There are many factors that affect your interest rate – most of them are risk factors related to your individual situation. The greater the number of risk factors, the higher the rate. The lender looks at how you currently manage your finances to predict if you will make your mortgage payments on time and in full. Risk factors include:

- The amount of equity in your home (e.g. the larger the down payment the less likely you will default)
- credit score/history
- property type (e.g. primary residence versus investment property)
- loan type and length of the fixed period.

Other factors may affect your mortgage interest rate, but in a lesser way, such as DTI ratio and whether or not you escrow reserves,


When you apply for a loan, we work with you and inform you about current rates, but ultimately you decide when to lock (make a firm commitment to) the rate. All it takes is a phone call to let us know that you want to lock your rate. Loan rates are usually locked for 30 days, which is how long it takes to process and close most loans. But let’s say you are purchasing a home during a time of rising interest rates and you want to lock in your rate for a longer period of time – 45, 60 or 90 days. The longer the lock period the more it will cost. For example, if you locked your rate in for 30 days at an interest rate of say 4.75%, the rate to lock it in for 60 days might be a little higher at 4.875%. Alternatively, instead of the higher rate you may be able to pay the difference in the form of a partial point, such as 0.125% of the loan amount.


A monthly loan payment is typically made up of four components: PITI, which stands for Principal, Interest, Taxes and Insurance.

1. Principal and Interest. This is the loan amount with interest, amortized over the number of years of the loan (typically thirty).

2. Taxes. These are the annual real estate taxes for the property divided by 12 months.

3. Insurance. This is the amount of the annual hazard insurance divided by 12 months.

If you have less than 20% equity in your property you will be required to pay some form of Private Mortgage Insurance (PMI). This is included in your monthly mortgage payment.

If your property is a condo or townhouse, you will also pay a monthly homeowners association (HOA) fee. You pay it directly to the association, not the lender. The association fee is set by the association and will increase as time go on.


The more down payment a buyer puts into a purchase, the less likely he is to default on the loan. To reduce the lender’s risk when the down payment is lower than 20%, the borrower usually compensates the lender for the added risk by buying a Private Mortgage Insurance (PMI) insurance policy.
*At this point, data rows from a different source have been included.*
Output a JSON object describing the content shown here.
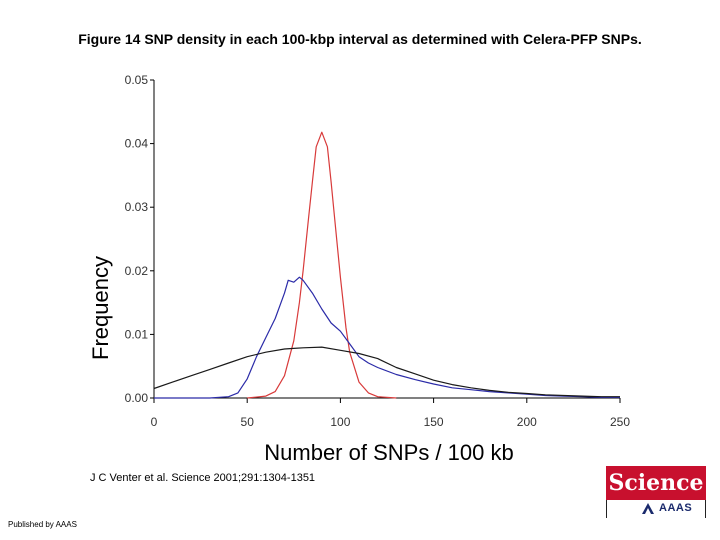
{
  "figure": {
    "title": "Figure 14 SNP density in each 100-kbp interval as determined with Celera-PFP SNPs.",
    "citation": "J C Venter et al. Science 2001;291:1304-1351",
    "publisher": "Published by AAAS",
    "logo_word": "Science",
    "logo_sub": "AAAS"
  },
  "chart_data": {
    "type": "line",
    "xlabel": "Number of SNPs / 100 kb",
    "ylabel": "Frequency",
    "xlim": [
      0,
      250
    ],
    "ylim": [
      0,
      0.05
    ],
    "xticks": [
      0,
      50,
      100,
      150,
      200,
      250
    ],
    "xtick_labels": [
      "0",
      "50",
      "100",
      "150",
      "200",
      "250"
    ],
    "yticks": [
      0,
      0.01,
      0.02,
      0.03,
      0.04,
      0.05
    ],
    "ytick_labels": [
      "0.00",
      "0.01",
      "0.02",
      "0.03",
      "0.04",
      "0.05"
    ],
    "grid": false,
    "colors": {
      "red": "#d83a3a",
      "blue": "#2b2ba8",
      "black": "#1a1a1a",
      "axes": "#000000"
    },
    "series": [
      {
        "color": "red",
        "x": [
          50,
          60,
          65,
          70,
          75,
          78,
          80,
          83,
          85,
          87,
          90,
          93,
          95,
          97,
          100,
          103,
          105,
          110,
          115,
          120,
          130
        ],
        "values": [
          0,
          0.0003,
          0.001,
          0.0035,
          0.009,
          0.015,
          0.02,
          0.0285,
          0.034,
          0.0395,
          0.0418,
          0.0395,
          0.034,
          0.028,
          0.019,
          0.011,
          0.0072,
          0.0025,
          0.0008,
          0.0002,
          0
        ]
      },
      {
        "color": "blue",
        "x": [
          0,
          30,
          40,
          45,
          50,
          55,
          60,
          65,
          70,
          72,
          75,
          78,
          80,
          85,
          90,
          95,
          100,
          105,
          110,
          115,
          120,
          130,
          140,
          150,
          160,
          170,
          180,
          190,
          200,
          210,
          220,
          230,
          240,
          250
        ],
        "values": [
          0,
          0,
          0.0002,
          0.0008,
          0.003,
          0.0065,
          0.0095,
          0.0125,
          0.0165,
          0.0185,
          0.0182,
          0.019,
          0.0185,
          0.0165,
          0.014,
          0.0118,
          0.0105,
          0.0085,
          0.0065,
          0.0055,
          0.0048,
          0.0037,
          0.0029,
          0.0022,
          0.0016,
          0.0013,
          0.001,
          0.0008,
          0.0006,
          0.0004,
          0.0003,
          0.0002,
          0.0001,
          0.0001
        ]
      },
      {
        "color": "black",
        "x": [
          0,
          10,
          20,
          30,
          40,
          50,
          60,
          70,
          75,
          80,
          90,
          100,
          110,
          120,
          130,
          140,
          150,
          160,
          170,
          180,
          190,
          200,
          210,
          220,
          230,
          240,
          250
        ],
        "values": [
          0.0015,
          0.0025,
          0.0035,
          0.0045,
          0.0055,
          0.0065,
          0.0072,
          0.0077,
          0.0078,
          0.0079,
          0.008,
          0.0075,
          0.007,
          0.0062,
          0.0048,
          0.0038,
          0.0028,
          0.0021,
          0.0016,
          0.0012,
          0.0009,
          0.0007,
          0.0005,
          0.0004,
          0.0003,
          0.0002,
          0.0002
        ]
      }
    ]
  }
}
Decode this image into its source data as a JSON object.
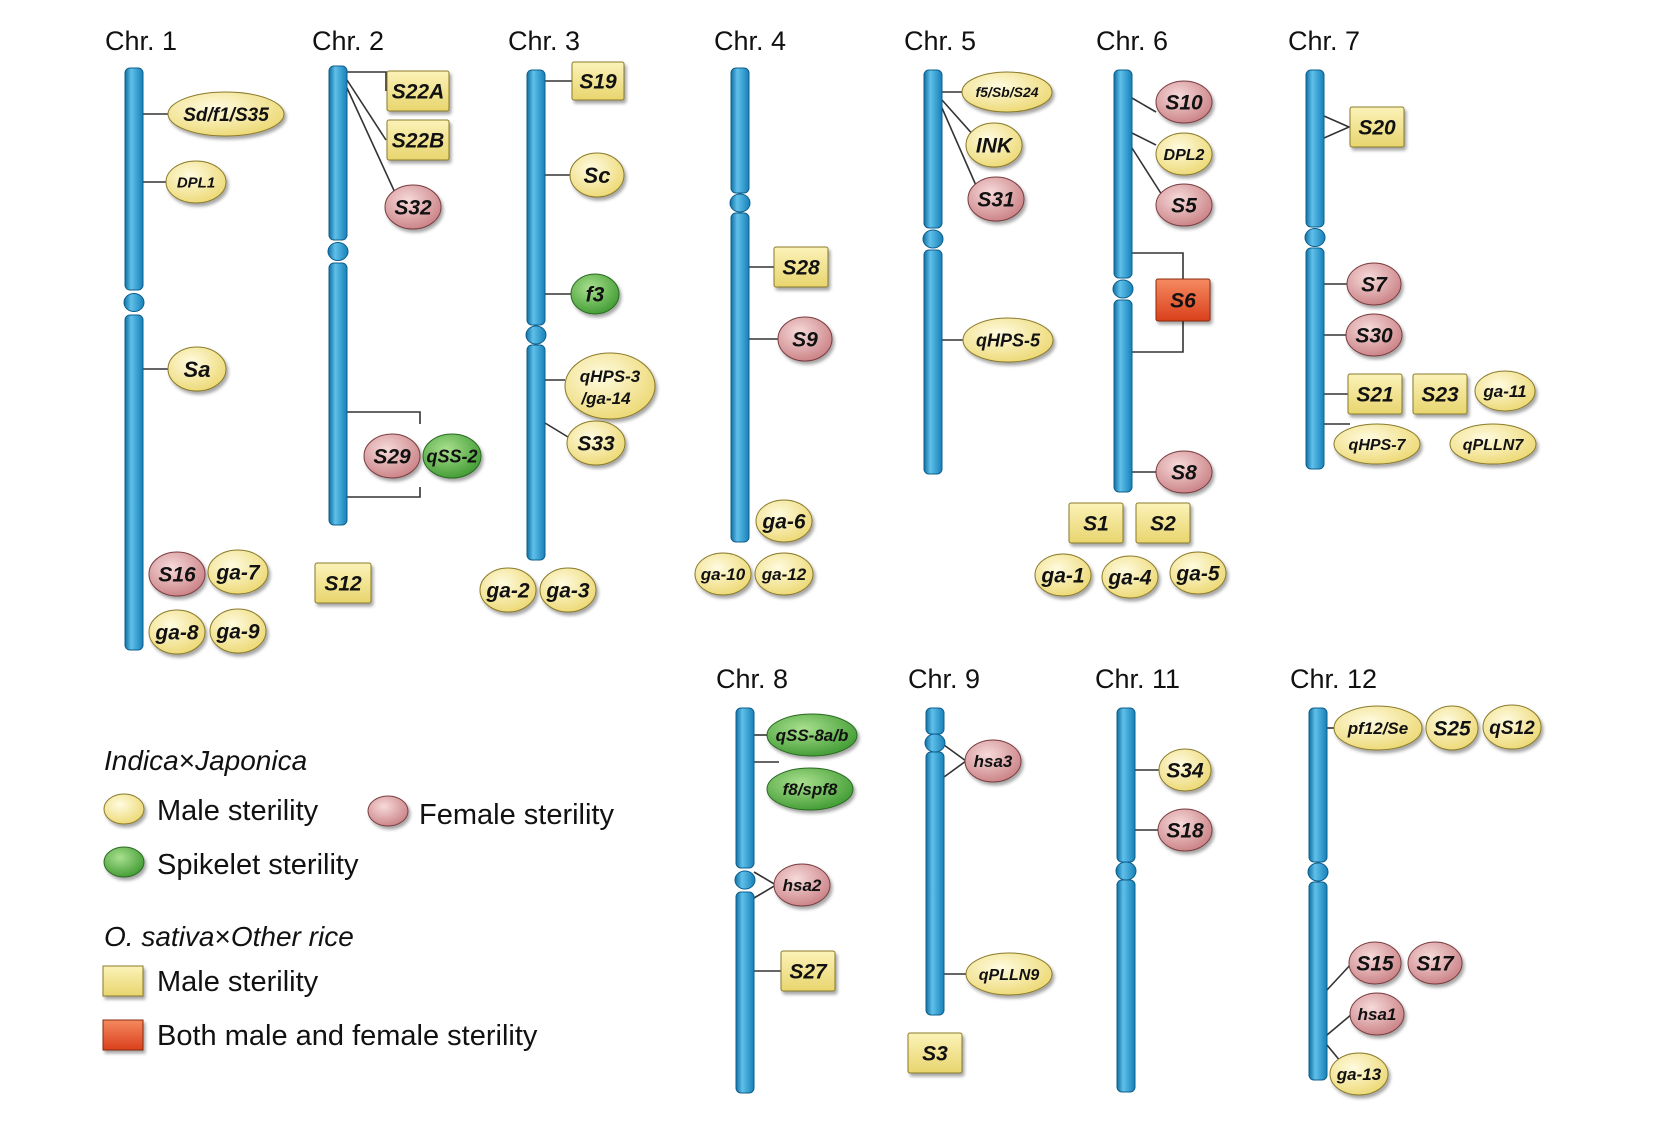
{
  "colors": {
    "chromosome": "#1e8fc6",
    "chromosome_highlight": "#5fc0ea",
    "male_sterility": "#f7ec9e",
    "female_sterility": "#dba1a3",
    "spikelet_sterility": "#58b84a",
    "box_male": "#f4e79a",
    "box_both": "#e75a34"
  },
  "chromosomes": [
    {
      "id": "chr1",
      "label": "Chr. 1"
    },
    {
      "id": "chr2",
      "label": "Chr. 2"
    },
    {
      "id": "chr3",
      "label": "Chr. 3"
    },
    {
      "id": "chr4",
      "label": "Chr. 4"
    },
    {
      "id": "chr5",
      "label": "Chr. 5"
    },
    {
      "id": "chr6",
      "label": "Chr. 6"
    },
    {
      "id": "chr7",
      "label": "Chr. 7"
    },
    {
      "id": "chr8",
      "label": "Chr. 8"
    },
    {
      "id": "chr9",
      "label": "Chr. 9"
    },
    {
      "id": "chr11",
      "label": "Chr. 11"
    },
    {
      "id": "chr12",
      "label": "Chr. 12"
    }
  ],
  "loci": [
    {
      "id": "sd-f1-s35",
      "label": "Sd/f1/S35",
      "kind": "male",
      "chr": "chr1"
    },
    {
      "id": "dpl1",
      "label": "DPL1",
      "kind": "male",
      "chr": "chr1"
    },
    {
      "id": "sa",
      "label": "Sa",
      "kind": "male",
      "chr": "chr1"
    },
    {
      "id": "s16",
      "label": "S16",
      "kind": "female",
      "chr": "chr1"
    },
    {
      "id": "ga-7",
      "label": "ga-7",
      "kind": "male",
      "chr": "chr1"
    },
    {
      "id": "ga-8",
      "label": "ga-8",
      "kind": "male",
      "chr": "chr1"
    },
    {
      "id": "ga-9",
      "label": "ga-9",
      "kind": "male",
      "chr": "chr1"
    },
    {
      "id": "s22a",
      "label": "S22A",
      "kind": "box_male",
      "chr": "chr2"
    },
    {
      "id": "s22b",
      "label": "S22B",
      "kind": "box_male",
      "chr": "chr2"
    },
    {
      "id": "s32",
      "label": "S32",
      "kind": "female",
      "chr": "chr2"
    },
    {
      "id": "s29",
      "label": "S29",
      "kind": "female",
      "chr": "chr2"
    },
    {
      "id": "qss-2",
      "label": "qSS-2",
      "kind": "spikelet",
      "chr": "chr2"
    },
    {
      "id": "s12",
      "label": "S12",
      "kind": "box_male",
      "chr": "chr2"
    },
    {
      "id": "s19",
      "label": "S19",
      "kind": "box_male",
      "chr": "chr3"
    },
    {
      "id": "sc",
      "label": "Sc",
      "kind": "male",
      "chr": "chr3"
    },
    {
      "id": "f3",
      "label": "f3",
      "kind": "spikelet",
      "chr": "chr3"
    },
    {
      "id": "qhps-3-ga-14",
      "label": "qHPS-3",
      "label2": "/ga-14",
      "kind": "male",
      "chr": "chr3"
    },
    {
      "id": "s33",
      "label": "S33",
      "kind": "male",
      "chr": "chr3"
    },
    {
      "id": "ga-2",
      "label": "ga-2",
      "kind": "male",
      "chr": "chr3"
    },
    {
      "id": "ga-3",
      "label": "ga-3",
      "kind": "male",
      "chr": "chr3"
    },
    {
      "id": "s28",
      "label": "S28",
      "kind": "box_male",
      "chr": "chr4"
    },
    {
      "id": "s9",
      "label": "S9",
      "kind": "female",
      "chr": "chr4"
    },
    {
      "id": "ga-6",
      "label": "ga-6",
      "kind": "male",
      "chr": "chr4"
    },
    {
      "id": "ga-10",
      "label": "ga-10",
      "kind": "male",
      "chr": "chr4"
    },
    {
      "id": "ga-12",
      "label": "ga-12",
      "kind": "male",
      "chr": "chr4"
    },
    {
      "id": "f5-sb-s24",
      "label": "f5/Sb/S24",
      "kind": "male",
      "chr": "chr5"
    },
    {
      "id": "ink",
      "label": "INK",
      "kind": "male",
      "chr": "chr5"
    },
    {
      "id": "s31",
      "label": "S31",
      "kind": "female",
      "chr": "chr5"
    },
    {
      "id": "qhps-5",
      "label": "qHPS-5",
      "kind": "male",
      "chr": "chr5"
    },
    {
      "id": "s10",
      "label": "S10",
      "kind": "female",
      "chr": "chr6"
    },
    {
      "id": "dpl2",
      "label": "DPL2",
      "kind": "male",
      "chr": "chr6"
    },
    {
      "id": "s5",
      "label": "S5",
      "kind": "female",
      "chr": "chr6"
    },
    {
      "id": "s6",
      "label": "S6",
      "kind": "box_both",
      "chr": "chr6"
    },
    {
      "id": "s8",
      "label": "S8",
      "kind": "female",
      "chr": "chr6"
    },
    {
      "id": "s1",
      "label": "S1",
      "kind": "box_male",
      "chr": "chr6"
    },
    {
      "id": "s2",
      "label": "S2",
      "kind": "box_male",
      "chr": "chr6"
    },
    {
      "id": "ga-1",
      "label": "ga-1",
      "kind": "male",
      "chr": "chr6"
    },
    {
      "id": "ga-4",
      "label": "ga-4",
      "kind": "male",
      "chr": "chr6"
    },
    {
      "id": "ga-5",
      "label": "ga-5",
      "kind": "male",
      "chr": "chr6"
    },
    {
      "id": "s20",
      "label": "S20",
      "kind": "box_male",
      "chr": "chr7"
    },
    {
      "id": "s7",
      "label": "S7",
      "kind": "female",
      "chr": "chr7"
    },
    {
      "id": "s30",
      "label": "S30",
      "kind": "female",
      "chr": "chr7"
    },
    {
      "id": "s21",
      "label": "S21",
      "kind": "box_male",
      "chr": "chr7"
    },
    {
      "id": "s23",
      "label": "S23",
      "kind": "box_male",
      "chr": "chr7"
    },
    {
      "id": "ga-11",
      "label": "ga-11",
      "kind": "male",
      "chr": "chr7"
    },
    {
      "id": "qhps-7",
      "label": "qHPS-7",
      "kind": "male",
      "chr": "chr7"
    },
    {
      "id": "qplln7",
      "label": "qPLLN7",
      "kind": "male",
      "chr": "chr7"
    },
    {
      "id": "qss-8ab",
      "label": "qSS-8a/b",
      "kind": "spikelet",
      "chr": "chr8"
    },
    {
      "id": "f8-spf8",
      "label": "f8/spf8",
      "kind": "spikelet",
      "chr": "chr8"
    },
    {
      "id": "hsa2",
      "label": "hsa2",
      "kind": "female",
      "chr": "chr8"
    },
    {
      "id": "s27",
      "label": "S27",
      "kind": "box_male",
      "chr": "chr8"
    },
    {
      "id": "hsa3",
      "label": "hsa3",
      "kind": "female",
      "chr": "chr9"
    },
    {
      "id": "qplln9",
      "label": "qPLLN9",
      "kind": "male",
      "chr": "chr9"
    },
    {
      "id": "s3",
      "label": "S3",
      "kind": "box_male",
      "chr": "chr9"
    },
    {
      "id": "s34",
      "label": "S34",
      "kind": "male",
      "chr": "chr11"
    },
    {
      "id": "s18",
      "label": "S18",
      "kind": "female",
      "chr": "chr11"
    },
    {
      "id": "pf12-se",
      "label": "pf12/Se",
      "kind": "male",
      "chr": "chr12"
    },
    {
      "id": "s25",
      "label": "S25",
      "kind": "male",
      "chr": "chr12"
    },
    {
      "id": "qs12",
      "label": "qS12",
      "kind": "male",
      "chr": "chr12"
    },
    {
      "id": "s15",
      "label": "S15",
      "kind": "female",
      "chr": "chr12"
    },
    {
      "id": "s17",
      "label": "S17",
      "kind": "female",
      "chr": "chr12"
    },
    {
      "id": "hsa1",
      "label": "hsa1",
      "kind": "female",
      "chr": "chr12"
    },
    {
      "id": "ga-13",
      "label": "ga-13",
      "kind": "male",
      "chr": "chr12"
    }
  ],
  "legend": {
    "group1_title_a": "Indica",
    "group1_title_b": "×",
    "group1_title_c": "Japonica",
    "male": "Male sterility",
    "female": "Female sterility",
    "spikelet": "Spikelet sterility",
    "group2_title_a": "O. sativa",
    "group2_title_b": "×",
    "group2_title_c": "Other rice",
    "box_male": "Male sterility",
    "box_both": "Both male and female sterility"
  }
}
There are several methods that can be used to reduce the lender’s risk when the down payment is less than 20%. The lender will decide which ones you are eligible for, depending on your credit worthiness:

1. Traditional PMI. An additional amount is added to your monthly payment for PMI.

2. Lender Paid PMI. In this type of loan the lender pays the PMI for you, and you are charged a higher interest rate.

3. Financed Single Premium PMI. You pay the lender for the PMI in one lump sum at closing. No PMI payments are added to your monthly payments. The single premium can be financed within the mortgage.

Each method has it advantages and disadvantages, depending on the amount of your down payment and the time you expect to own the house. We will explain the differences to you if you have less than a 20% down payment.